The corrosion layers are thick and very hard due to the burial context which was probably rich in chlorides. From the top to the bottom of the corrosion layers, there is a large amount of dark and light green corrosion product identified as copper oxychlorides followed by a layer of red corrosion product identified as copper oxide (cuprite) and a dark red corrosion layer identified as copper oxide (tenorite). In certain localised areas we were able to identify chalconatronite, a light blue corrosion product typically formed by natron salt from the Egyptian soil. Due to the presence of manufacturing traces and engravings, the limit of the original surface is localised mainly in the dark red corrosion layer. In certain areas there are remains of gilding-foil identified as gold by XRF elemental analysis. The foil is preserved on the top of the corrosion layer. Because gold is a noble metal, it had not corroded and was lifted by the corrosion products of the copper alloy. Thus, the limit of the original surface is displaced in some areas (Fig. 6, see limitos).

Thanks to the observation of the broken edge and the tomography we are able to determine that the remaining metal is well preserved. The alloy was identified by XRF as a leaded copper alloy.

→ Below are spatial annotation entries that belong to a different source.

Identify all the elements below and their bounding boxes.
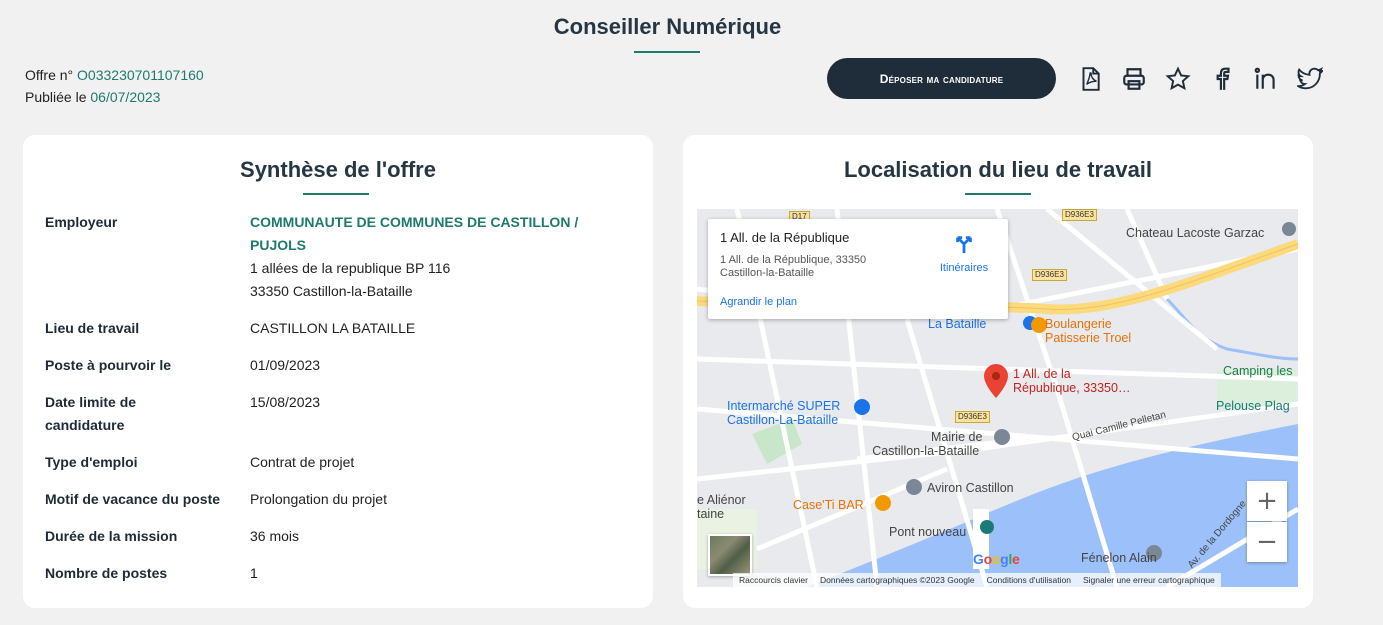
map-label-alienor: e Aliénor taine [697,493,746,521]
mairie-line1: Mairie de [931,430,983,444]
marker-line1: 1 All. de la [1013,367,1071,381]
terms-link[interactable]: Conditions d'utilisation [980,573,1077,587]
row-value: 36 mois [250,528,300,544]
map-label-mairie: Mairie de Castillon-la-Bataille [872,430,983,458]
enlarge-map-link[interactable]: Agrandir le plan [720,296,797,308]
facebook-icon[interactable] [1200,63,1244,95]
offer-number-label: Offre n° [25,67,74,83]
print-icon[interactable] [1112,63,1156,95]
summary-row-deadline: Date limite de candidature 15/08/2023 [45,391,635,437]
summary-row-positions: Nombre de postes 1 [45,562,635,585]
map-label-caseti: Case'Ti BAR [793,498,864,512]
marker-line2: République, 33350… [1013,381,1131,395]
summary-row-employer: Employeur COMMUNAUTE DE COMMUNES DE CAST… [45,211,635,303]
map-label-fenelon: Fénelon Alain [1081,551,1157,565]
offer-summary-card: Synthèse de l'offre Employeur COMMUNAUTE… [23,135,653,608]
employer-address-line1: 1 allées de la republique BP 116 [250,260,451,276]
offer-published: Publiée le 06/07/2023 [25,86,204,108]
info-title: 1 All. de la République [720,230,850,245]
title-underline [634,51,700,53]
map-label-boulangerie: Boulangerie Patisserie Troel [1045,317,1131,345]
apply-button[interactable]: Déposer ma candidature [827,58,1056,99]
directions-label: Itinéraires [939,262,989,274]
row-label: Type d'emploi [45,454,138,470]
google-logo: Google [973,551,1020,567]
report-error-link[interactable]: Signaler une erreur cartographique [1076,573,1221,587]
intermarche-line2: Castillon-La-Bataille [727,413,839,427]
satellite-toggle[interactable] [708,534,752,576]
map[interactable]: D17 D936E3 D936E3 D936E3 Chateau Lacoste… [697,209,1298,587]
map-label-la-bataille: La Bataille [928,317,987,331]
twitter-icon[interactable] [1288,63,1332,95]
row-value: 01/09/2023 [250,357,321,373]
road-badge: D936E3 [1062,209,1097,221]
row-label: Nombre de postes [45,565,168,581]
row-value: CASTILLON LA BATAILLE [250,320,416,336]
location-title-underline [965,193,1031,195]
action-icons [1068,63,1332,95]
offer-number-value: O033230701107160 [77,67,204,83]
map-info-window: 1 All. de la République 1 All. de la Rép… [708,219,1008,319]
offer-number: Offre n° O033230701107160 [25,64,204,86]
star-icon[interactable] [1156,63,1200,95]
map-label-camping: Camping les [1223,364,1293,378]
page-title: Conseiller Numérique [553,14,782,39]
summary-row-work-place: Lieu de travail CASTILLON LA BATAILLE [45,317,635,340]
map-label-aviron: Aviron Castillon [927,481,1014,495]
row-value: Contrat de projet [250,454,355,470]
alienor-line2: taine [697,507,725,521]
keyboard-shortcuts-link[interactable]: Raccourcis clavier [733,573,814,587]
linkedin-icon[interactable] [1244,63,1288,95]
location-title: Localisation du lieu de travail [843,157,1153,182]
info-address-line2: Castillon-la-Bataille [720,267,815,279]
intermarche-line1: Intermarché SUPER [727,399,841,413]
mairie-line2: Castillon-la-Bataille [872,444,980,458]
row-label: Lieu de travail [45,320,140,336]
zoom-in-button[interactable]: + [1247,481,1287,521]
summary-row-vacancy-reason: Motif de vacance du poste Prolongation d… [45,488,635,511]
summary-row-job-type: Type d'emploi Contrat de projet [45,451,635,474]
summary-rows: Employeur COMMUNAUTE DE COMMUNES DE CAST… [45,211,635,599]
offer-published-label: Publiée le [25,89,87,105]
summary-title-underline [303,193,369,195]
boulangerie-line1: Boulangerie [1045,317,1112,331]
summary-row-start-date: Poste à pourvoir le 01/09/2023 [45,354,635,377]
pdf-icon[interactable] [1068,63,1112,95]
location-card: Localisation du lieu de travail D17 D936… [683,135,1313,608]
boulangerie-line2: Patisserie Troel [1045,331,1132,345]
map-attribution: Raccourcis clavier Données cartographiqu… [697,573,1298,587]
row-value: 1 [250,565,258,581]
offer-published-date: 06/07/2023 [90,89,161,105]
info-address: 1 All. de la République, 33350 Castillon… [720,254,866,280]
employer-name: COMMUNAUTE DE COMMUNES DE CASTILLON / PU… [250,214,579,253]
summary-row-duration: Durée de la mission 36 mois [45,525,635,548]
row-value: COMMUNAUTE DE COMMUNES DE CASTILLON / PU… [250,211,635,303]
directions-icon [956,236,972,254]
row-label: Employeur [45,214,118,230]
apply-button-label: Déposer ma candidature [879,71,1004,86]
info-address-line1: 1 All. de la République, 33350 [720,254,867,266]
summary-title: Synthèse de l'offre [240,157,436,182]
row-label: Poste à pourvoir le [45,357,172,373]
map-data-credit: Données cartographiques ©2023 Google [813,573,981,587]
map-label-pelouse: Pelouse Plag [1216,399,1290,413]
road-badge: D936E3 [1032,269,1067,281]
zoom-out-button[interactable]: − [1247,522,1287,562]
row-label: Motif de vacance du poste [45,491,221,507]
directions-button[interactable]: Itinéraires [934,233,994,274]
map-label-intermarche: Intermarché SUPER Castillon-La-Bataille [727,399,840,427]
row-label: Durée de la mission [45,528,178,544]
alienor-line1: e Aliénor [697,493,746,507]
road-badge: D936E3 [955,411,990,423]
row-value: 15/08/2023 [250,394,321,410]
row-label: Date limite de candidature [45,394,137,433]
map-label-chateau: Chateau Lacoste Garzac [1126,226,1265,240]
employer-address-line2: 33350 Castillon-la-Bataille [250,283,413,299]
row-value: Prolongation du projet [250,491,387,507]
offer-meta: Offre n° O033230701107160 Publiée le 06/… [25,64,204,108]
map-label-marker: 1 All. de la République, 33350… [1013,367,1130,395]
map-label-pont: Pont nouveau [889,525,967,539]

The corrosion stratigraphy and the presence of a large amount of dark and light green powdery corrosion product identified as copper chlorides indicate a Robbiola Type 2 corrosion. In some areas the limit of the original surface is well preserved and reveals a highly decorated surface. In other areas the latter did not survive and was replaced by structural voids or porous red-green corrosion products. The nature of the different corrosions products and the metal, match with what was found in other studies of Egyptian bronzes (Scott and Swartz, 2002; Gouda et al., 2012). Concerning the presence of tenorite on the original surface, tenorite generally forms if the object is exposed to high temperature or if it was intentionally heated to patinate the surface. In ancient Egyptian, heat was typically used to obtain black bronze. Tenorite is known as a corrosion product on other Egyptian black bronzes (Mohammed and Darweesh, 2012). It is likely that the Aegis has been artificially patinated. The fact that it was most certainly partly gilded reinforces this hypothesis to reach colour contrasts.

References object

Scott et Swartz, 2002: Scott, David et Swartz Dodd, Lynn. "Examination, conservation and analysis of a gilded Egyptian Osiris". Journal of Cultural Heritage, 3, 2002, p.333-345.

Gouda et al., 2012: Gouda, V.K. et al. “Characterization of Egyptian bronze archaeological artifacts”. Surf. Interface Anal., 44, 2012, p.1338-1345.

Mohammed et Darweesh, 2012: Mohammed, W. et Darweesh.S. "Ancient Egyptian Black-Patinated Copper alloys". Archaeometry, 54, 2012, p.175-192.